Manifestações Clínicas

Artrite

  • Manifestação mais comum da FR, presente em 75% dos casos, de evolução autolimitada e sem sequelas. [3]

  • Muitas vezes é o único critério maior presente, especialmente em adolescentes e adultos. [3]

  • Características da artrite típica:

    • Padrão assimétrico e migratório: os sintomas melhoram em uma articulação e surgem em outra. [3]

    • Acomete preferencialmente grandes articulações, particularmente dos membros inferiores. [3]

    • Duração do processo inflamatório em cada articulação raramente ultrapassa uma semana; o quadro total cessa em menos de um mês. [3]

    • Geralmente muito dolorosa, com resposta rápida aos anti-inflamatórios não hormonais (dor desaparece em 24 horas; outros sinais em 2–3 dias). [3]

  • Apresentações atípicas (podem ocorrer em até 20% dos casos):

    • Artrite aditiva: envolvimento progressivo e simultâneo de várias articulações, sem cessar a inflamação nas anteriores. [3]

    • Monoartrite, especialmente quando o uso precoce de AINE impede a progressão migratória. [3]

    • Acometimento de pequenas articulações, sempre com envolvimento concomitante de grandes articulações. [3]

    • Artrite da coluna, principalmente cervical. [3]

  • Artrite reativa pós-estreptocócica (ARPE):

    • Não preenche os critérios de Jones para FR; tem caráter cumulativo e persistente, com intervalo mais curto entre infecção e artrite (cerca de 10 dias). [3]

    • Não apresenta resposta satisfatória a salicilatos ou outros AINEs. [3]

    • Pacientes com ARPE devem ser considerados portadores de FR quando preencherem os critérios de Jones. [3]

Cardite

  • Manifestação mais grave da FR; única que pode deixar sequelas e causar óbito. [3]

  • Ocorre em 40%–70% dos primeiros surtos; séries com ecocardiografia demonstram prevalências mais elevadas. [3]

  • Costuma surgir nas três primeiras semanas da fase aguda. [3]
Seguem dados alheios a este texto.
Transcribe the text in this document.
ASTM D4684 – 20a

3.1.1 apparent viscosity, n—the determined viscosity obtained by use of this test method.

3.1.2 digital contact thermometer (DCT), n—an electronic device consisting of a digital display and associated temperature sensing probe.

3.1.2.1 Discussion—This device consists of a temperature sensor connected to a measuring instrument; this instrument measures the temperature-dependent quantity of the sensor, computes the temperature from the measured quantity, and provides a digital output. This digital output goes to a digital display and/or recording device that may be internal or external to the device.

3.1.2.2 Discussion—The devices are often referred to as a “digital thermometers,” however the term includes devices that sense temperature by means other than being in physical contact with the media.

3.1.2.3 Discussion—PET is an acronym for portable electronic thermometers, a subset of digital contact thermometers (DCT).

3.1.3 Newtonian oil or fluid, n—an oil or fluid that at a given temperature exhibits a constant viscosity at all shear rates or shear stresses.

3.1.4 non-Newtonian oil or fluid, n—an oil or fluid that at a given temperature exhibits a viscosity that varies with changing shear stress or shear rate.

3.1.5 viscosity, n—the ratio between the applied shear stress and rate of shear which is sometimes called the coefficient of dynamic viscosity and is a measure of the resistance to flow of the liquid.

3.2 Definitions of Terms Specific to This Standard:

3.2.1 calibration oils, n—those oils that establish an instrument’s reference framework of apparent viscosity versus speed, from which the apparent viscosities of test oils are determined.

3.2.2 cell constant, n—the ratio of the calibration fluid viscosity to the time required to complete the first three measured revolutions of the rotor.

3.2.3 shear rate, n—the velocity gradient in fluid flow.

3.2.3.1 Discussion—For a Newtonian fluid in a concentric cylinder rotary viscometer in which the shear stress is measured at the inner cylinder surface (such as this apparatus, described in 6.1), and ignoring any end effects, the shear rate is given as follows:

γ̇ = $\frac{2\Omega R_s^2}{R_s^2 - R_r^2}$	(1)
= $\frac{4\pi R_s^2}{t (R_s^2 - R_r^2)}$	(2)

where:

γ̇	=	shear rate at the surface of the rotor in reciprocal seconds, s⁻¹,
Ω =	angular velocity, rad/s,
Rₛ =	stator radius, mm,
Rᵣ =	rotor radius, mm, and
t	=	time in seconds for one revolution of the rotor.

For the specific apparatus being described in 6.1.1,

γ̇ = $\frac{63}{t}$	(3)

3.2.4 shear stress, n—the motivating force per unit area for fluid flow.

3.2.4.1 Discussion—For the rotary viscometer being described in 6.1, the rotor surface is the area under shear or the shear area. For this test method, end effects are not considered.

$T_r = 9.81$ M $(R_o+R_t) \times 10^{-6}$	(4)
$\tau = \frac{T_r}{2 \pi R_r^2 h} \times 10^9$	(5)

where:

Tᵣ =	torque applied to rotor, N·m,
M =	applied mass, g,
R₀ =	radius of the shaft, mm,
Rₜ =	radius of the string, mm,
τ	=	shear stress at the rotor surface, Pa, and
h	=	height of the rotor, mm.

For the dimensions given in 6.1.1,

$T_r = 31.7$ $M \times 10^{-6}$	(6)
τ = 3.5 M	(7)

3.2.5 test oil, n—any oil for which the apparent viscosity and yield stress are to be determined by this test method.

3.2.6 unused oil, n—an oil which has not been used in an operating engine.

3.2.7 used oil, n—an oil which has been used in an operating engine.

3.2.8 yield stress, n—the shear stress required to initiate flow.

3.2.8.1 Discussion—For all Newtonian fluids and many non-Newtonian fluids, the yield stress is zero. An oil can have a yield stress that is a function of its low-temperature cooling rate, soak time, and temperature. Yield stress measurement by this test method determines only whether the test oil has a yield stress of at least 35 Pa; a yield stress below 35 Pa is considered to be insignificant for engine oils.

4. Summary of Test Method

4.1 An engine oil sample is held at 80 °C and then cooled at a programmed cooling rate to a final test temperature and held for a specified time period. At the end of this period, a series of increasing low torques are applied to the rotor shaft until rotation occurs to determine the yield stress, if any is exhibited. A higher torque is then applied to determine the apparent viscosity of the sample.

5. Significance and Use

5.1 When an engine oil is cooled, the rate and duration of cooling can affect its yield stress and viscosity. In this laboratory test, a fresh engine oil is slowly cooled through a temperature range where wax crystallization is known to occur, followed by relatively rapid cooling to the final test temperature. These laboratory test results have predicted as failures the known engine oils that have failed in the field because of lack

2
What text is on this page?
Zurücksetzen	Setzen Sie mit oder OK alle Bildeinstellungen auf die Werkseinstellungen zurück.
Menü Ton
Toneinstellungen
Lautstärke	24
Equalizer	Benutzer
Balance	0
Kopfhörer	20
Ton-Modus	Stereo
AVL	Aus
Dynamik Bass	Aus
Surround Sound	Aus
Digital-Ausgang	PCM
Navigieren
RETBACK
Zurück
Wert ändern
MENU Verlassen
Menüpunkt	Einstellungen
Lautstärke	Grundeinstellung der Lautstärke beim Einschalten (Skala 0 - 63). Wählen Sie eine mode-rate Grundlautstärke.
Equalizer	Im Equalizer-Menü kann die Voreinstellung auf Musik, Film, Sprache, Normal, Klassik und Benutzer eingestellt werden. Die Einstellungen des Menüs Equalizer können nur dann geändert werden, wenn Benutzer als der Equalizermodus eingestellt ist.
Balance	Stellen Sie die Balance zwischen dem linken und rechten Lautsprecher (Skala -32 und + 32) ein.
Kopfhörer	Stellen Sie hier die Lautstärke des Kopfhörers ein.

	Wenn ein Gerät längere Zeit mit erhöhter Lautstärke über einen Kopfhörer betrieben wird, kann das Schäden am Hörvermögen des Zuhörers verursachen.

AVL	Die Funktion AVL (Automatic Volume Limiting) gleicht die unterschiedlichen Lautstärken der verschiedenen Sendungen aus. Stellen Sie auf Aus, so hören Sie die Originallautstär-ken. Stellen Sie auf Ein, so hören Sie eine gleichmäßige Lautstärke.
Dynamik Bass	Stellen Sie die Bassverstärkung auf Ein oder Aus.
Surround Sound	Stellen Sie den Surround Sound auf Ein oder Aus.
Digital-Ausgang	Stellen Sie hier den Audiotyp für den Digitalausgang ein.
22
  • O acometimento cardíaco corresponde a uma pancardite, mas são as lesões valvares as responsáveis pelo quadro clínico e pelo prognóstico. [1][3]

    • As valvas mitral e aórtica são as mais acometidas. [1][3]

    • Na fase aguda, a lesão mais frequente é a regurgitação mitral, seguida pela regurgitação aórtica. [3]

    • Estenoses valvares ocorrem mais tardiamente, na fase crônica. [3]

  • Classificação da cardite: [3]

    • Cardite subclínica: exame cardiovascular normal; alteração detectada apenas ao ecocardiograma com Doppler (regurgitação mitral e/ou aórtica patológica em grau leve).

    • Cardite leve: taquicardia desproporcional à febre, abafamento da primeira bulha, sopro sistólico mitral; área cardíaca normal; regurgitações leves ao ecocardiograma.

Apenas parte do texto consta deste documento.